My mcguyver moment would have to be when someone snapped my car antenna while I was in the shops. In the carpark I fixed it using chewing gum and wrapping tape for my ankle! Only things I had in the car that would work! It stayed together and worked perfectly for months until I got a new antenna. Thank you extra 😀

James

My McGyver moment would have to be a contraption I set up to get revenge on my big brother. He would constantly lock me in the cupboard, and put a broomstick in the handle.
So I set up a draw string made of fishing line across the bottom of my bedroom door, which was attached to a bucket of water sitting above the door.

A second line of fishing line, a bit higher up, was set up that when someone ran through it, my bedside fan would turn on. Of course, this was set up with flour in front of it, ready to blow all over my saturated brother.
All it took was me punching him, then running into my room (making sure to avoid the fishing line).
Needless to say, I copped a few bruises from him after that lol but it was worth it.

Woodsdog

Couldn’t afford a stereo with aux (i was 15). But got an old all in one record player/raido from Nan, which the turntable was pulling off from base, but still worked. Under neath it had RCA into the phono. I disconnected and input the headphone to rca cord from a walkman and later discman into it so I could pump out my sweet sweet tunes on the 1970′s stereo. I also made a few additionion outputs from the speaker point to get 4 speakers pumping from it. Basically ripping off the board on the back and twisting in some extra cord.

Michelle

Got home one day and found myself to be locked out. I’d left my keys in my room, on my bedside table. So I climbed onto the bin and over the fence into the backyard. I could see my keys from the window, which was locked about one and a half inches open. After sitting around for around 10 minutes, boredom got the better of me and I grabbed the pool cleaner pole along with a pen that was in my bag.

I tied the pencil to the end of the pole with a hair tie and went back to my bedroom window. After taking the fly screen off and maneuvering the pole into the room without hitting the fence, I started at the painful task of trying to hook the keyring onto the pencil. A fair amount of swearing later I’d hooked the keys and pulled them out.

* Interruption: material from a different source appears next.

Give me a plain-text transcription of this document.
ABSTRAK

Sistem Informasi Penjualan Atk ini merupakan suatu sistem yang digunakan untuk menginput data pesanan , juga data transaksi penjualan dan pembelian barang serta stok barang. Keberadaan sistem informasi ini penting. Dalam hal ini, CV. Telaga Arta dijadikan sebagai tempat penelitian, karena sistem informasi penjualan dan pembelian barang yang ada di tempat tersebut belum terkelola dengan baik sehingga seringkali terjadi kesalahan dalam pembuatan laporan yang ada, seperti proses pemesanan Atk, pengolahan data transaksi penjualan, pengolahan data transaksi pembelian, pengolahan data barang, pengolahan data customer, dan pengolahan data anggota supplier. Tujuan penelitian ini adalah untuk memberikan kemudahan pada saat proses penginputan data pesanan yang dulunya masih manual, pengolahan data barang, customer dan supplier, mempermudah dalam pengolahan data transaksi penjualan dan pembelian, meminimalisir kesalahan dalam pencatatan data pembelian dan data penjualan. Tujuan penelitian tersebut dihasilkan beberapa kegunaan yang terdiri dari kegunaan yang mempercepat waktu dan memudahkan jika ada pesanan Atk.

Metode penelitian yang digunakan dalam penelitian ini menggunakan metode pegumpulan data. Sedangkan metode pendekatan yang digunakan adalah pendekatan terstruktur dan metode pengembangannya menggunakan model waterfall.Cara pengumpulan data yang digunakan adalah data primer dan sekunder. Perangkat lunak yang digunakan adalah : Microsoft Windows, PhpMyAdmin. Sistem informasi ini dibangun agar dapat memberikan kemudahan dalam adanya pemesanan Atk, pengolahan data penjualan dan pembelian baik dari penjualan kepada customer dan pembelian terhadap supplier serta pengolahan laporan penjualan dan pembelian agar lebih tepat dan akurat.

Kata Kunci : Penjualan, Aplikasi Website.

Since I didn’t have a backdoor key on that set, I used a upturned wheelbarrow to climb back over the fence and unlock the front door.

Oddly enough I always put my keys in a draw now, never lying around.

Vincent

My Macguyer moment was riding my $2k bicycle to work and forgetting to bring my bike lock. With the only security device available being a padlock, I didn’t have too many options. That was until I got to my desk and in a light-bulb moment, I detached the 1.5m USB extension cable from my PC, ran back downstairs and using the padlock on the end of a ‘fold the cable in half and loop it through’ technique, I’d manage to secure my bike and not half it stolen by the end of the day.

Lochie

My best MacGuyver moment would have to be when my brother and I were driving in his mini moke from Broome to Darwin during the monsoon and cyclone season. We got smashed by a monsoonsal down pour just outside of Katherine and the rod bettween the windscreen wipers that pushes and pulls the drivers side wiper broke. We used our boot laces to tie the two wipers together and then threaded it up through the top of the drivers door so my brother while driving could pull on it to make the drivers side wiper go up and then the other wiper would pull it back down. It got us home in one piece.

Ricktarrant

I dont know where to start. in our print shop its a Mcgyver moment everyday. i should probably start a blog. we print on digital xerox machines and the techs that come out to service them are often very impressed by the peices of strategically placed card or bent peice of plastic. we do what we have to to keep our machines running. elastic bands and paper clips have been used to keep stock inline and bent cutting strips used to stop paper jams. we have even made a block to knock paper up out of a stack of paper that has been covered in tape..

Luke

CPU Fan on my PC Failed, so i ended up buying an aftermarket Heatsink And Fan. Forgot to buy Heatsink paste and couldn’t get any until the week after (This was a friday night). Turns out toothpaste does the trick nicely!